Perang Iran-Israel Tambah Beban Industri Keuangan
JAKARTA - Ketegangan geopolitik di kawasan Timur Tengah antara Iran dengan Israel menambah tekanan signifikan terhadap kinerja industri asuransi dan penjaminan nasional. Padahal sebelumnya, sudah ada tekanan dari perang dagang AS-Tiongkok dan konflik Rusia-Ukraina.
Direktur Utama PT Asuransi Kredit Indonesia (Askrindo) M Fankar Umran menjelaskan, perlambatan ekonomi global yang juga dirasakan Indonesia turut berdampak pada sektor perbankan.
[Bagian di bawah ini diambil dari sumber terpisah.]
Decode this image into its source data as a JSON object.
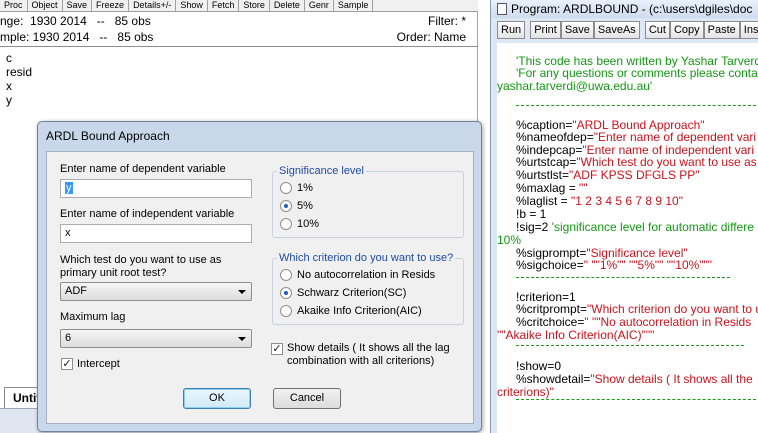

Kondisi ini tercermin dari melambatnya penyaluran kredit serta masih tingginya rasio kredit bermasalah (NPL).
Akibatnya, pertumbuhan premi asuransi kredit melambat, sementara tingkat klaim tetap tinggi.
“Dalam konteks asuransi kredit, tantangannya bukan hanya pada penurunan premi, tetapi juga peningkatan klaim sebagai efek domino dari situasi global saat ini. Bahkan, dampak pandemi Covid-19 masih dirasakan hingga sekarang, meskipun pandemi telah lama berlalu. Hal ini terjadi karena risiko dalam asuransi kredit bersifat lagging spill-over atau long tail effect,” jelas Fankar, Rabu (18/6/2026).
Meski dihadapkan pada tantangan perlambatan, permintaan terhadap produk asuransi umum dan finansial tetap menunjukkan prospek positif, termasuk di sektor UMKM yang menjadi tulang punggung perekonomian nasional.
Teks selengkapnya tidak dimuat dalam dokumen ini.